Supervisi Pilkada, KPU Butuh Rp50 M
A
A
A
JAKARTA - Komisi Pemilihan Umum (KPU) menganggarkan Rp50 miliar untuk membiayai monitoring dan supervisi pelaksanaan pilkada serentak di 269 daerah pada tahun ini.
Anggaran ini khusus dialokasikan untuk KPU pusat dan beberapa KPU provinsi yang di daerahnya terdapat kabupaten/ kota yang menggelar pilkada. Anggaran untuk KPU pusat ini tidak termasuk Rp6,7 triliun yang dibebankan kepada APBD pemerintah provinsi dan kabupaten/ kota yang menyelenggarakan pilkada. Anggaran ini sedang menunggu pencairan dari Kementerian Keuangan.

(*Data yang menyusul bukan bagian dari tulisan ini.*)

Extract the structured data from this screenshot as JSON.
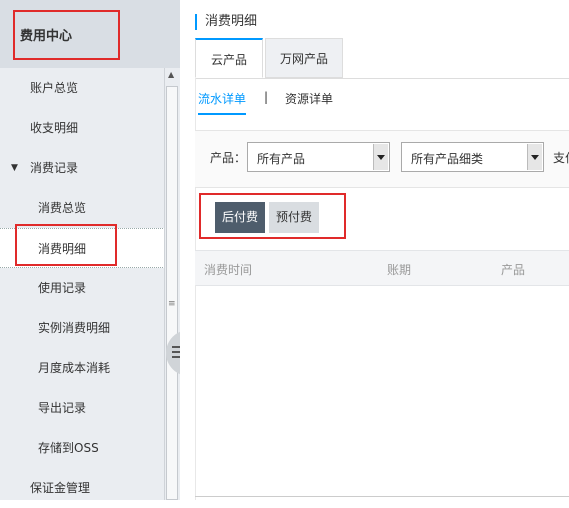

Komisioner KPU Arief Budiman mengatakan, berdasarkan undang-undang KPU merupakan penanggung jawab akhir pilkada sehingga pengawasan sangat penting dilakukan. ”KPU berdasarkan undang-undang memang diminta untuk ikut mengawasi, juga diminta melakukan supervisi,” ujarnya di Jakarta kemarin. Menurut Arief pengajuan penambahan anggaran ini telah disampaikan ke DPR saat pembahasan UU Nomor 8/ 2015 tentang Pilkada.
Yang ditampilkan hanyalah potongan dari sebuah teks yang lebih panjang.